FUZHOU, Sept. 5 (Xinhua) -- In the center of the bustling city of Fuzhou, east China's Fujian Province, a man in his 70s is carefully guiding the restoration of a centuries-old neighborhood that is rich in traditional features.
This neighborhood is known as Sanfangqixiang, or the Three Lanes and Seven Alleys, a 40-hectare complex famous for its traditional urban fabric of lanes and alleys. The green slate walkways are lined by ancestral houses, featuring white walls and black tiles.
Initially built in the Jin Dynasty (265-420), the neighborhood developed in the Tang Dynasty (618-907) and the Five Dynasties (907-960), and thrived in the Ming and Qing dynasties (1368-1911). Sanfangqixiang, dubbed a museum of Ming and Qing dynasties' architecture, now boasts over 200 ancient buildings.
Chen Mulin, an expert in ancient Chinese architecture, has been helping to restore these structures as part of the city's efforts to address deterioration from natural erosion and human abrasion, as well as squatter settlements.

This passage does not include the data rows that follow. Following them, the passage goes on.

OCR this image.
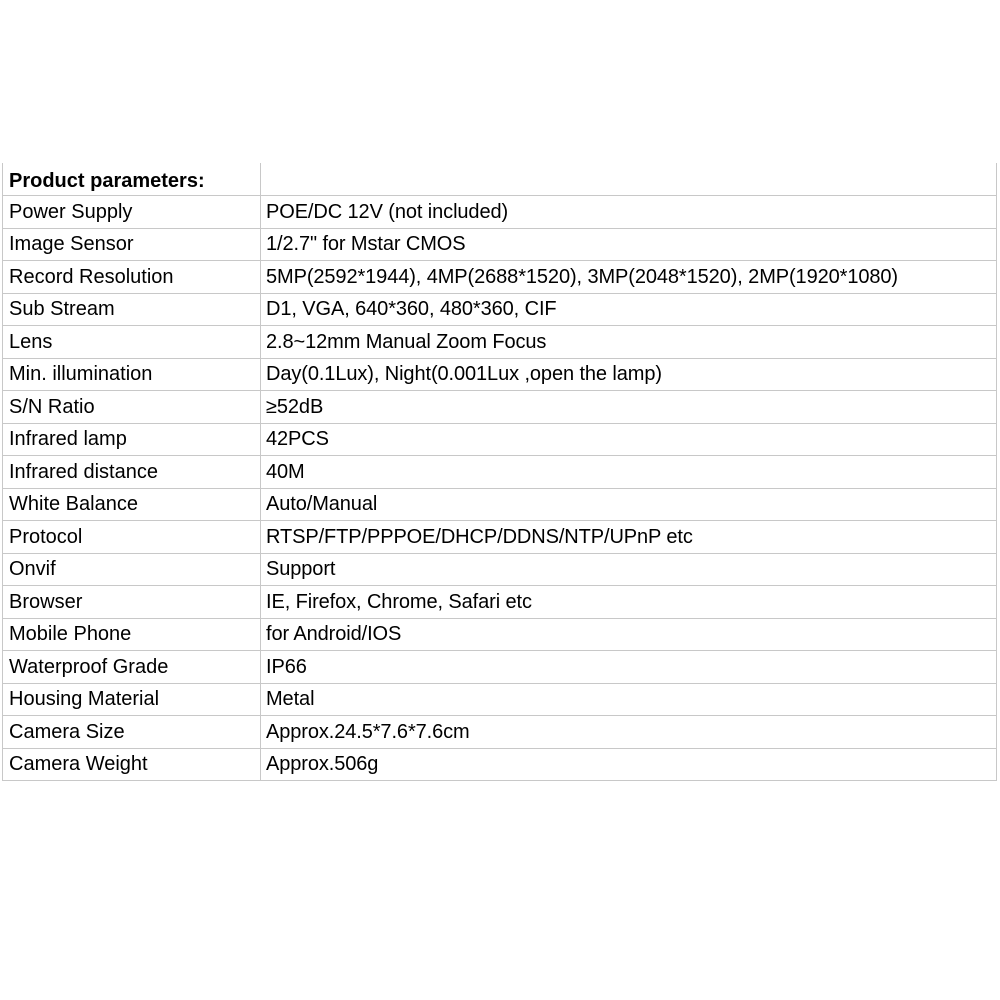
Product parameters:	
Power Supply	POE/DC 12V (not included)
Image Sensor	1/2.7" for Mstar CMOS
Record Resolution	5MP(2592*1944), 4MP(2688*1520), 3MP(2048*1520), 2MP(1920*1080)
Sub Stream	D1, VGA, 640*360, 480*360, CIF
Lens	2.8~12mm Manual Zoom Focus
Min. illumination	Day(0.1Lux), Night(0.001Lux ,open the lamp)
S/N Ratio	≥52dB
Infrared lamp	42PCS
Infrared distance	40M
White Balance	Auto/Manual
Protocol	RTSP/FTP/PPPOE/DHCP/DDNS/NTP/UPnP etc
Onvif	Support
Browser	IE, Firefox, Chrome, Safari etc
Mobile Phone	for Android/IOS
Waterproof Grade	IP66
Housing Material	Metal
Camera Size	Approx.24.5*7.6*7.6cm
Camera Weight	Approx.506g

Among the first to be restored is a waterside pavilion stage. With local talent thin on the ground, Chen, then head of a cultural relics station in the city of Sanming, around 230 km on the west of Fuzhou, was called in to provide technical assistance.
The place where the stage is located had been converted into a zipper factory, recalled Chen. The courtyard had been raised to facilitate the delivery of freight, while pillars inside the building had been removed to expand the production space. It was hardly recognizable as a stage.

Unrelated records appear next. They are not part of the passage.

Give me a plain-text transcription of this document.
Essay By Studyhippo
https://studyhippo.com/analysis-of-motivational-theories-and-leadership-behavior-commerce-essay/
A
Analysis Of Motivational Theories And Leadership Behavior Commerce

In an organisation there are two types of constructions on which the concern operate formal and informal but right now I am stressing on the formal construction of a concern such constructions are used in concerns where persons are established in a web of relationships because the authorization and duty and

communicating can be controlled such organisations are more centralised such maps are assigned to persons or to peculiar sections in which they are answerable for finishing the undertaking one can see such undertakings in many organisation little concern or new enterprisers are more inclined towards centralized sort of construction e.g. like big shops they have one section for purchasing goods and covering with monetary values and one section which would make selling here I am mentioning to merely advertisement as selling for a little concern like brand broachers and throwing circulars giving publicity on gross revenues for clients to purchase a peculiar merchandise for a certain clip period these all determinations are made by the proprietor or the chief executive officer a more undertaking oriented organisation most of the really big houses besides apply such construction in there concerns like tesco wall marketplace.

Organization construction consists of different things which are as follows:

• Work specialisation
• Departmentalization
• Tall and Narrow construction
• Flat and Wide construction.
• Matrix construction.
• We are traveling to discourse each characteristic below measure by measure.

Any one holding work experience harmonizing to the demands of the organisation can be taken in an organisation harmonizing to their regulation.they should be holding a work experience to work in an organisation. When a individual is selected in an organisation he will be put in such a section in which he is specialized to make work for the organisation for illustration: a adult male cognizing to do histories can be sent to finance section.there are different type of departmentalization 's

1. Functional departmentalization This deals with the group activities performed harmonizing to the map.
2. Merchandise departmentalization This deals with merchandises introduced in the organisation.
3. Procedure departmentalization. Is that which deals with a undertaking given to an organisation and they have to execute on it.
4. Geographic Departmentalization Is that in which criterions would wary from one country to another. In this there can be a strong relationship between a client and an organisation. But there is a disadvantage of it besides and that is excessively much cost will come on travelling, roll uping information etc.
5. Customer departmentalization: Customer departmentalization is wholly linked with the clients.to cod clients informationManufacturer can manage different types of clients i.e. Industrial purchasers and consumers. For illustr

Chen asked workers to restore the original structure and features of the stage of waterside pavilion, using the same materials and craftwork with which it was built. On one occasion, while searching for an example of a broken component, he visited six or seven towns in a row.
"We must be scrupulous about every detail when it comes to the restoration of historical buildings. Not a single piece of wrong information should be passed down to our offspring," said Chen.
Nowadays, the courtyard is spacious. There are colorful paintings, lifelike stucco reliefs and ingeniously carved window panels. Standing on the refurbished stage, people seem to be whisked back to the Ming and Qing dynasties.
By the end of 2021, nearly 200 historical structures in the area had been repaired at a cost of 5 billion yuan (around 726 million U.S. dollars).
The ancient complex is also exploring other ways of revitalizing itself.
Many of the historical buildings have been opened to visitors, some filled with themed museums, cultural events and demonstrations of folk crafts, such as bodiless lacquerware and cork carving.
The efforts have paid off. Sanfangqixiang has become a popular tourist destination in Fuzhou, receiving more than 10 million annual visits since 2015.
It is early autumn in China. When night falls and the heat fades, tourists pour into the ancient lanes and alleys. Strolling along the bustling Nanhou Street, many stop at the specialty store run by Guo Li, a skilled cork carver.
"While properly preserving our traditional crafts, we must add some innovative modern-day elements so the crafts can shine once more," said Guo.